I found out that I have to make a dictionary like this: List = { 1:"one",
2:"two" and so on )
Yes, such a dict is one possibility (no "have to", really, since there
ARE quite practicable alternatives), but [a] don't name it List, that's
WAY confusing, and [b] you may consider using as keys the digit strings
rather than the corresponding numbers, e.g '1' instead of 1 and so on,
it might simplify your coding.
Still, let's assume that this thing IS what you have, one way or
another.

and I have to use the raw_input method to get the number:
You don't HAVE to (you could obtain it in other ways) but, sure, it's
one possibility. (Maybe you overuse "have to" a bit...?)
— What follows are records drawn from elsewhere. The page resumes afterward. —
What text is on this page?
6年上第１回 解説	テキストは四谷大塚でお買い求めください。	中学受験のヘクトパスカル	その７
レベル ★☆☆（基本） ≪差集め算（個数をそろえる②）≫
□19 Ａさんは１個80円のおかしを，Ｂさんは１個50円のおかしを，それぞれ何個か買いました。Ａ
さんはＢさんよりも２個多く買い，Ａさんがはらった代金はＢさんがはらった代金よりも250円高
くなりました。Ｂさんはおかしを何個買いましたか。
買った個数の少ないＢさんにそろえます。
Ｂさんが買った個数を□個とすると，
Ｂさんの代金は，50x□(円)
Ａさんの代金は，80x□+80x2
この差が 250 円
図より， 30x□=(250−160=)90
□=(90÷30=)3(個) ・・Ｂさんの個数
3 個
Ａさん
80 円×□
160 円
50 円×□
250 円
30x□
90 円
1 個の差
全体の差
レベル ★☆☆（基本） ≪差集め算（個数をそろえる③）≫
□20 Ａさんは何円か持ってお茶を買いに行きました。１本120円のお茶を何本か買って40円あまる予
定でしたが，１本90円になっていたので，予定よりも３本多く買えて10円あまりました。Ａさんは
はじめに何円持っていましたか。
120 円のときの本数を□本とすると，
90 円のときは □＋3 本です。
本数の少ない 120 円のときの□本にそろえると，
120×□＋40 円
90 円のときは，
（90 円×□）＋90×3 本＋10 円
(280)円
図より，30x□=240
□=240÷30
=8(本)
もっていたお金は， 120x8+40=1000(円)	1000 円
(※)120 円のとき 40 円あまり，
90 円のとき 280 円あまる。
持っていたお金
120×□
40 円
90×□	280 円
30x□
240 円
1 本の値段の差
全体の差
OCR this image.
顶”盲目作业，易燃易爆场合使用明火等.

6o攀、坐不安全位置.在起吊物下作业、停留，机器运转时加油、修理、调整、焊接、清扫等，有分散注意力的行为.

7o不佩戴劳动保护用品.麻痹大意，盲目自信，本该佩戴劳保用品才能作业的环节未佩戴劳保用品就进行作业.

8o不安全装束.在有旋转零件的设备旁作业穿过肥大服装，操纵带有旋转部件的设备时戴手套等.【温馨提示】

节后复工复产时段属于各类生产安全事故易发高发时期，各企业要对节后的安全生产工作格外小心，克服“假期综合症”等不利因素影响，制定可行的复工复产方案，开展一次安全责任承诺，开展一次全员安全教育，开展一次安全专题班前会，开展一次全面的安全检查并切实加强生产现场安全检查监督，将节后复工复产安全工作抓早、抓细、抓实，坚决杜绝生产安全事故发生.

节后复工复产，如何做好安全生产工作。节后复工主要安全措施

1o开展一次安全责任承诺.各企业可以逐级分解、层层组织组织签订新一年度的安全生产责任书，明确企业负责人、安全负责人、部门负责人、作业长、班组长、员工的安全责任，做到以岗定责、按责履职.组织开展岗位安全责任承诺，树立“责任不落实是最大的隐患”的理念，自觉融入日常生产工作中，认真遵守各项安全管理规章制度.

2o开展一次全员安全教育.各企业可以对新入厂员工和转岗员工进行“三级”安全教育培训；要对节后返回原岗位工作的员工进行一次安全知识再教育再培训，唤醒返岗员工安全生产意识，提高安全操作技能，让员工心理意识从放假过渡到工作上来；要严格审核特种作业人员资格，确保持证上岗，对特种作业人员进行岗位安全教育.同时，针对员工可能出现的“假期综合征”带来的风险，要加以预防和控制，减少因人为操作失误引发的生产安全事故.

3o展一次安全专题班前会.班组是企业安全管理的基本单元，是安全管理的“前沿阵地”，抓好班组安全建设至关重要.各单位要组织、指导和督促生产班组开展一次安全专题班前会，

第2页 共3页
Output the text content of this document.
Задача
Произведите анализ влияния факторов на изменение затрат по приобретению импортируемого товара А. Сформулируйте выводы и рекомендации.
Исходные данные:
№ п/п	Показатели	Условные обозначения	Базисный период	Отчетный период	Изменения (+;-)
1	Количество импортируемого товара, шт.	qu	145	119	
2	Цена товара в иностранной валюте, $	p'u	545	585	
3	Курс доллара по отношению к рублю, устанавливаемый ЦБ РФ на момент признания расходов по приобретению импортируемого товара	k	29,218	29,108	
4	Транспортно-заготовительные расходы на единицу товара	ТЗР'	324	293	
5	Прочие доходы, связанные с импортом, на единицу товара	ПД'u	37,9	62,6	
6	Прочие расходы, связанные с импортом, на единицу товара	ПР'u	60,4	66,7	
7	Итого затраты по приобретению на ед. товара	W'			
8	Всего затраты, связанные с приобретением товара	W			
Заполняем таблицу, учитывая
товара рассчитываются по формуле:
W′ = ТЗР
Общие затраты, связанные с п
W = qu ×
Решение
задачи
indput : raw_input(" Tell me the number you want to transform to textuel
representaion")
No doubt you mean to use an equals-sign here, not a colon, since you are
assigning the result of raw_input to your variable 'indput' (VERY
confusing name, again).
The I have to transform the input to a string
indput = str(indput)
Not at all, this is a "no-operation", since the result of raw_input IS a
string already.
so that I can count how many decimals the number has, like 23 has 2 decimals
and 3000 has 4 decimals.
"digits". When you say a number has "2 decimals" this would normally be
interpreted as meaning "two digits after the decimal point", something
like "27.12". But I don't see why you would care, anyway. Rather, try
checking indput.isdigit() to verify all of the chararacters are digits.
After I have gotten the lenght of the string, I will write a loop, that goes
through the dictionary as many times as the lengt of the string, and the
gives me the corresponding numbers, the numner 21 would go 2 times through
the loop and give me the output two one
Nah, loop on the string directly, that will give you one character at a
time in order. No need to worry about lengths, number of times through,
etc. Just "for c in indput: ...", that's all.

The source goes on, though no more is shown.